The present legal status of the Eastern Band of Cherokees is indeterminate and anomalous. It has been ruled by the courts that they are citizens of the United States, and again that they were wards of the Government. They are under discipline of a resident Indian agent, but never have been reservation Indians. They are citizens of North Carolina, and at the same time a body corporate and politic. They have a tribal constitution, and are governed in tribal matters by chiefs and councillors elected by themselves.

Their lands were purchased by themselves, or by the Government from funds due them, but they cannot make free contracts nor alienate the lands that they hold in severalty. They pay taxes, except poll tax, perform road service, and are amenable to the local courts, save in land matters. Male Cherokees of voting age who can read and write English are allowed to vote—sometimes, and sometimes not.

There are about 18,000 of these Indians in the QualIa boundary, and about 500 more scattered in other parts of North Carolina.
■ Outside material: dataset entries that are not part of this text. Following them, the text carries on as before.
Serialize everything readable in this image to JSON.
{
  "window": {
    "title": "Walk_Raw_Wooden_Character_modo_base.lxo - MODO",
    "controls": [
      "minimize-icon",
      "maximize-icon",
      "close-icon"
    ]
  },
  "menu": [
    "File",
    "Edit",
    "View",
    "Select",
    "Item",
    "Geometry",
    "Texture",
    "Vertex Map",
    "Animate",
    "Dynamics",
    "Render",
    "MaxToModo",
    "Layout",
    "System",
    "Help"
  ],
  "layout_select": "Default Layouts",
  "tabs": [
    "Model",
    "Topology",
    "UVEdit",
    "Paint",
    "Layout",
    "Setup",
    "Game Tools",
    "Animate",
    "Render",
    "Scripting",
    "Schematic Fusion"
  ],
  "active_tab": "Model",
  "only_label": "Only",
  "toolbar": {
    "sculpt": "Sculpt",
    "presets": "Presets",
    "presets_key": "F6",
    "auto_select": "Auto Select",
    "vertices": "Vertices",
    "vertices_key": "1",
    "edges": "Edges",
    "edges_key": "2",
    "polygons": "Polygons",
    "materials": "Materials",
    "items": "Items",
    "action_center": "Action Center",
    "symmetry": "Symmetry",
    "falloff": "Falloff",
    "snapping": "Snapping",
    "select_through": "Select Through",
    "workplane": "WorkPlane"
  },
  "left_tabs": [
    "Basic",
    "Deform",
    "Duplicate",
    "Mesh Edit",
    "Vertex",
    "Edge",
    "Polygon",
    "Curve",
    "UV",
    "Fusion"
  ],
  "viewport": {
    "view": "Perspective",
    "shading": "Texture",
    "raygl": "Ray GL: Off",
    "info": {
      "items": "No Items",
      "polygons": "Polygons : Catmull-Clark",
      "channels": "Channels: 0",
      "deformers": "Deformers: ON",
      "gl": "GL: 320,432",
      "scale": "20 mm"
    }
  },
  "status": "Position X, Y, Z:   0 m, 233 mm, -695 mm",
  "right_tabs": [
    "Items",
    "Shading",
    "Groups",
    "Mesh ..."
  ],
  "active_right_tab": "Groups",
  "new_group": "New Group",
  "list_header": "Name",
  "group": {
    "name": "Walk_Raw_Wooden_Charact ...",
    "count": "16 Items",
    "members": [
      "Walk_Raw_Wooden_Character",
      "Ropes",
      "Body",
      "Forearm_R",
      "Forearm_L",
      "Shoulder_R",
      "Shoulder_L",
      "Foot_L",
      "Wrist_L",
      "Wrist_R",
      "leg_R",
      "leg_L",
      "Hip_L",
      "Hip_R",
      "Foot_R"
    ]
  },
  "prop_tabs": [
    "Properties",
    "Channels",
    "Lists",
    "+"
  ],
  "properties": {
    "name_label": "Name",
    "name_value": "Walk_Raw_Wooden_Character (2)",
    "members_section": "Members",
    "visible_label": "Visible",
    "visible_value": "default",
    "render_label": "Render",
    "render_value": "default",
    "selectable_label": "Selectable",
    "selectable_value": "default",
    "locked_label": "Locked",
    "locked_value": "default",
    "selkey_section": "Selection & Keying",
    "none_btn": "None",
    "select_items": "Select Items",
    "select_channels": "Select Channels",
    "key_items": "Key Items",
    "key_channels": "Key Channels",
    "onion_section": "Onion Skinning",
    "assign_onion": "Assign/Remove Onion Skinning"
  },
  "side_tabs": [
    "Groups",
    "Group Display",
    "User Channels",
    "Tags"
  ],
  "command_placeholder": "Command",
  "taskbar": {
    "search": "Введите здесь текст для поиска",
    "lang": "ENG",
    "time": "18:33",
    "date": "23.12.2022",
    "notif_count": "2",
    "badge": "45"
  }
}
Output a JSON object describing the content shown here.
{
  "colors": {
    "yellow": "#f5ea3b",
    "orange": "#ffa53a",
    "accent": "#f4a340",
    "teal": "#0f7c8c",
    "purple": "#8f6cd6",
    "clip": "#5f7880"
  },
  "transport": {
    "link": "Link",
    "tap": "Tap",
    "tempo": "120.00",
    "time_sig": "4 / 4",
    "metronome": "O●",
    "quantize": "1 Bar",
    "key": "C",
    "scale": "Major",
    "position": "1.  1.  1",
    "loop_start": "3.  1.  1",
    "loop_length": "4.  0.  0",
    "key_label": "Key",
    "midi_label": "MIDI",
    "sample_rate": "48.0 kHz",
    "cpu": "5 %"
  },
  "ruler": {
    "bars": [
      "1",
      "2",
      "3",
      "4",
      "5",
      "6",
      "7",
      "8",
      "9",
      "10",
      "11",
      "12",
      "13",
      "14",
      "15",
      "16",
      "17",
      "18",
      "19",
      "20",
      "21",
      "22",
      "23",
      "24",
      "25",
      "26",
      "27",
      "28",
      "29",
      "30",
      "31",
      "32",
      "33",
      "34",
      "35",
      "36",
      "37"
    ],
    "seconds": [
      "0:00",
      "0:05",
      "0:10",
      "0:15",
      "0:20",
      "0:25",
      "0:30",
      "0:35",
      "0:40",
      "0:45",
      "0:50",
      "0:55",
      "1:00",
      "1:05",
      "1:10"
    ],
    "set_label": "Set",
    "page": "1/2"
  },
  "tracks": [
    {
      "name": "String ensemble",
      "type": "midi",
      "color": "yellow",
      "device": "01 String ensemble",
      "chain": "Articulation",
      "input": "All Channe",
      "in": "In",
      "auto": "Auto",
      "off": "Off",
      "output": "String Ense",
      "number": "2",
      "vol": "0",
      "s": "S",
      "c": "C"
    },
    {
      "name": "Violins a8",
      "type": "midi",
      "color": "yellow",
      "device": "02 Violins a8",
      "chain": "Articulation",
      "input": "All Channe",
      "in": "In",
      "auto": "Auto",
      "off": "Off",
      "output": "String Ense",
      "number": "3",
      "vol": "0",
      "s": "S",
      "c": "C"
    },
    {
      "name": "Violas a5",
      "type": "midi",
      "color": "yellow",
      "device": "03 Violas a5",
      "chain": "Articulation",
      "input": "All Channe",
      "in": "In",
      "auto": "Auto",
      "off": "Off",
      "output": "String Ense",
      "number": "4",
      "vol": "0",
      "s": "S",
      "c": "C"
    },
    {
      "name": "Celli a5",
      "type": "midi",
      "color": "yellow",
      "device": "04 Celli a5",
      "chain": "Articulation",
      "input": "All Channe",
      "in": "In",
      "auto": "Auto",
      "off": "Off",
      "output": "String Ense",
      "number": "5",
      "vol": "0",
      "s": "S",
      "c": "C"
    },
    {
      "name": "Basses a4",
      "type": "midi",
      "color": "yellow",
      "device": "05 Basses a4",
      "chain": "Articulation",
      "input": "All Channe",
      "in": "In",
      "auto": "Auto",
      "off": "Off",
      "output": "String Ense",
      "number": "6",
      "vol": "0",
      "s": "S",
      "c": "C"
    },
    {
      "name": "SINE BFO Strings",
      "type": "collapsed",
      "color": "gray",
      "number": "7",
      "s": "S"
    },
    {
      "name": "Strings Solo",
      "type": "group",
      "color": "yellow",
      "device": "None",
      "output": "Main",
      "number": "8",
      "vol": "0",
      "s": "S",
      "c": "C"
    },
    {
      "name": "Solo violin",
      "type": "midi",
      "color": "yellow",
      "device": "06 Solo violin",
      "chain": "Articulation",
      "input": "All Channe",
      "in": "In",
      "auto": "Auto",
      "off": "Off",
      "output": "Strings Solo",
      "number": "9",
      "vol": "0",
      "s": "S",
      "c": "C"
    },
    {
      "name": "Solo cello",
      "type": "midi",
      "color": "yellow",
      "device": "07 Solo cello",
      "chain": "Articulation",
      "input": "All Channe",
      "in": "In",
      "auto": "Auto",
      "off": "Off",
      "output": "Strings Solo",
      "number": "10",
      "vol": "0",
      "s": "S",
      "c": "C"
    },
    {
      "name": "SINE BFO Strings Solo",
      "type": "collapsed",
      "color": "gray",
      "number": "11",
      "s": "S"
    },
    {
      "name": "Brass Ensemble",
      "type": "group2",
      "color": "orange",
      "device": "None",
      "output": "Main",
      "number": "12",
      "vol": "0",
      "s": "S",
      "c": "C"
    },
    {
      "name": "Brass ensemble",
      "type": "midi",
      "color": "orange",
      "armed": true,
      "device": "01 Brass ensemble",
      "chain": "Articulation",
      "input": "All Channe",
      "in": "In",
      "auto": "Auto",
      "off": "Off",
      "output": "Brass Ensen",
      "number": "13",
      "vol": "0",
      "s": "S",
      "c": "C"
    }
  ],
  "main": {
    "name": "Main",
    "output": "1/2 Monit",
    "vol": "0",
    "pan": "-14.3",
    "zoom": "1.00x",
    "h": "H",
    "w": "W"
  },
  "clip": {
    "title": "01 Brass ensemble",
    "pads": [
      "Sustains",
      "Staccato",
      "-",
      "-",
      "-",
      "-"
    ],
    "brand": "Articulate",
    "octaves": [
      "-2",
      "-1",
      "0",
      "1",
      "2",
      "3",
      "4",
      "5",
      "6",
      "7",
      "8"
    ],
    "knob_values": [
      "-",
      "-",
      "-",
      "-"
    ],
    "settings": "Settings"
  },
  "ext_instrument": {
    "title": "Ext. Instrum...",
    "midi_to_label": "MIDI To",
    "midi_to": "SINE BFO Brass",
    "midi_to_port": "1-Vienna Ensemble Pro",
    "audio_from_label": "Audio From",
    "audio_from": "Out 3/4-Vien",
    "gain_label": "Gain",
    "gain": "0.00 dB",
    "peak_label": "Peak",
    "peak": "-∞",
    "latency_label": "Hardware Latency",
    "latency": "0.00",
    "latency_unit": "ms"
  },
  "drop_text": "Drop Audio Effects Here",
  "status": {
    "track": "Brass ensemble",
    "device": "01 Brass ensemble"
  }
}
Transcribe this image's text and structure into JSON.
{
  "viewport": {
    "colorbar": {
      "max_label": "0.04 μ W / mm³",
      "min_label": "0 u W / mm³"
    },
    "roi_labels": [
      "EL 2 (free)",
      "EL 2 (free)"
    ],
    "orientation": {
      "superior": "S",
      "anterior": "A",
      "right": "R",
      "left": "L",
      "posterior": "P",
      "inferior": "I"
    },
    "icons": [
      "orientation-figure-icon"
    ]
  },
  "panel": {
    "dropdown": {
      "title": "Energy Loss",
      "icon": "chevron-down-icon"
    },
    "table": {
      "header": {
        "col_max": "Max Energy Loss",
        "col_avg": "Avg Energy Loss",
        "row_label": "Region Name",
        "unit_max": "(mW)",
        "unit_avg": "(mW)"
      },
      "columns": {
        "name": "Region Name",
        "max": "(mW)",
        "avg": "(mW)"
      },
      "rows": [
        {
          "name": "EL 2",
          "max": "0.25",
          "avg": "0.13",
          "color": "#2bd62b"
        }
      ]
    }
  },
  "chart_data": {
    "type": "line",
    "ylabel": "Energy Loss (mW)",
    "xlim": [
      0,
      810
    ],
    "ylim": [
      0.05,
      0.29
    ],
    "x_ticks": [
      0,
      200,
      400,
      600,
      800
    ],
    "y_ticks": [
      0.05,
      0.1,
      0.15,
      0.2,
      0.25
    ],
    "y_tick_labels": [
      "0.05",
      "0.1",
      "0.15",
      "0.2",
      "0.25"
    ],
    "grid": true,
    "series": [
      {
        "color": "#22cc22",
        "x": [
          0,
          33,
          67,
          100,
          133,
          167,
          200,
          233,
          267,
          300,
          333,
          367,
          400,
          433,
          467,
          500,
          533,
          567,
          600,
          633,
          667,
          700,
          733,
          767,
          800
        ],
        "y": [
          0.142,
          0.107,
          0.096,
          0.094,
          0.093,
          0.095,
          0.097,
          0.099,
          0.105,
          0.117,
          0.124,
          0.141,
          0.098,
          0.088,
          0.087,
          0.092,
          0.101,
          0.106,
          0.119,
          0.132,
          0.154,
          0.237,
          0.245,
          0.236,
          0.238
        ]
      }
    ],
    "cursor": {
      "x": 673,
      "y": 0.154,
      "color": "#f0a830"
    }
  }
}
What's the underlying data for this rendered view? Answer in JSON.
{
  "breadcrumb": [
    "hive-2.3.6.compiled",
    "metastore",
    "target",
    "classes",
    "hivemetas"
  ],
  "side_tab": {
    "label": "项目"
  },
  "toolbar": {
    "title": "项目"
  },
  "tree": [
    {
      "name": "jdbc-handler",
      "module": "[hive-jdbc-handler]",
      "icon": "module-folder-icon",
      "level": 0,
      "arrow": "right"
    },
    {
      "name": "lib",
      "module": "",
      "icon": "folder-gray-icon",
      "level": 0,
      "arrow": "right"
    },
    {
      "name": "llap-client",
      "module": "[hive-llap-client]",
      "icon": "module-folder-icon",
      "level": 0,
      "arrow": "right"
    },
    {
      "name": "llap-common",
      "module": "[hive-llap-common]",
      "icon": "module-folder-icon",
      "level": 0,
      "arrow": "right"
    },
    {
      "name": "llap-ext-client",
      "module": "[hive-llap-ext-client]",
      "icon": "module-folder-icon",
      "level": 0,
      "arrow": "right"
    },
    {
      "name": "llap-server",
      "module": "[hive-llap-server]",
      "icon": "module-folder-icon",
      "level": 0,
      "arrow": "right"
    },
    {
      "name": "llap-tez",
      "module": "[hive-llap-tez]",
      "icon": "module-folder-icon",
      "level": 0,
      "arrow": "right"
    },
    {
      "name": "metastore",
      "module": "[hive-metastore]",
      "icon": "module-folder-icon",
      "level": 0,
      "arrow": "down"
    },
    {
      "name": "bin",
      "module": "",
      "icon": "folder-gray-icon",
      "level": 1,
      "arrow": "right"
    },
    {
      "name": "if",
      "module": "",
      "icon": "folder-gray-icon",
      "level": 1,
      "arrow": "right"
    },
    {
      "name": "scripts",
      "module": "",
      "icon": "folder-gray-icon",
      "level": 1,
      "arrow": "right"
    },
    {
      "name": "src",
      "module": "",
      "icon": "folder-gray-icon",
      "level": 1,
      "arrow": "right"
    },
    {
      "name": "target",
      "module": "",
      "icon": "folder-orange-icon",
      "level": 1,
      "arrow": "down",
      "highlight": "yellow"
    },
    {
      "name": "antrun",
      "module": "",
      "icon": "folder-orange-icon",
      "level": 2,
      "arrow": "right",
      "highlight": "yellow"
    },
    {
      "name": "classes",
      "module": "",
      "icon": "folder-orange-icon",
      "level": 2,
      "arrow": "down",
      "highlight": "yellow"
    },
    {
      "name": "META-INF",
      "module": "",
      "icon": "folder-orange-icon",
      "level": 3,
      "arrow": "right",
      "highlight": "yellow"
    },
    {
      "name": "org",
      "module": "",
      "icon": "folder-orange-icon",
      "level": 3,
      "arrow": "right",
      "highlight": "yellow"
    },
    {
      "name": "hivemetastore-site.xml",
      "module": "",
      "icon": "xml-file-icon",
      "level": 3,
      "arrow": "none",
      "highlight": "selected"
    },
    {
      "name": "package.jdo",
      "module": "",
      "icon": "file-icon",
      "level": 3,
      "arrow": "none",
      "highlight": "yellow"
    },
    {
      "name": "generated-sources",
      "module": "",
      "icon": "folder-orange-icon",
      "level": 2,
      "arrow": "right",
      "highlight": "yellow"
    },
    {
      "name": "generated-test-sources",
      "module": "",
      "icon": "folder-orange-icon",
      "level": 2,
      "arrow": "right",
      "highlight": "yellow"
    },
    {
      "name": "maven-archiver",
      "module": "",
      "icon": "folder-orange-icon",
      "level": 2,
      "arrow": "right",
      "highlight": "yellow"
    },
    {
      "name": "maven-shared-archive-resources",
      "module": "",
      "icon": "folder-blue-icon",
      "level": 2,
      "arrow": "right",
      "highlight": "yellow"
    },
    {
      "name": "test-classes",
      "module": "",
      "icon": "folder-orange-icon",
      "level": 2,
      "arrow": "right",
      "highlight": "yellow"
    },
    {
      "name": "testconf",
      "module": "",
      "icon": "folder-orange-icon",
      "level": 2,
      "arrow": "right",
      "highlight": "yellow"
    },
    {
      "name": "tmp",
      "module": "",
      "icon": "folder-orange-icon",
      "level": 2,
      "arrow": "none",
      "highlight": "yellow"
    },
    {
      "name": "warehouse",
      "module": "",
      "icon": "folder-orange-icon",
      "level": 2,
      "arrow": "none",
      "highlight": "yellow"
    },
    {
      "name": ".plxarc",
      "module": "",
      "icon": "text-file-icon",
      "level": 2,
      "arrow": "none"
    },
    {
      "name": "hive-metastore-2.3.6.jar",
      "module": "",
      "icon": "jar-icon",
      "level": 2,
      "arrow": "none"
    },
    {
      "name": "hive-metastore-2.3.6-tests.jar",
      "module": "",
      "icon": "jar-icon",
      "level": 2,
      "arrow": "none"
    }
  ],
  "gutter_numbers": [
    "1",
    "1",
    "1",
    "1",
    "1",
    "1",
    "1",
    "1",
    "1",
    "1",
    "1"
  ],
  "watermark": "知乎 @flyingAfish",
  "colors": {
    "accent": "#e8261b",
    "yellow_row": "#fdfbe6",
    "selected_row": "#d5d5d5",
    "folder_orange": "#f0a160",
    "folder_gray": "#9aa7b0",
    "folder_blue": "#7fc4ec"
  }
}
More than half of them are fullbloods, a much larger percentage than among their kinsmen in Oklahoma.

Nearly all of the men, and many of the women, can read and write their own language. About half of them can use enough English for ordinary intercourse. The Government training school at Cherokee postoffice affords an excellent education to the boys and girls, and, under the present Superintendent, is doing fine work among the adults by demonstrating modern methods of farming and stock raising.

The prompt and generous response of the Eastern Cherokees to our Government’s calls for subscriptions to liberty bonds and war savings stamps was surprising and delightful. In proportion to their ability they more than equalled the whites. Their young men went into the war willingly and fought gallantly. Only one slacker was reported in the whole tribe, and he was immediately brought to book by his own people. The Indian children in the Cherokee school are supporting a war orphan in France.

The sacrifice of poor old Tsali and his kinsmen was not made in vain.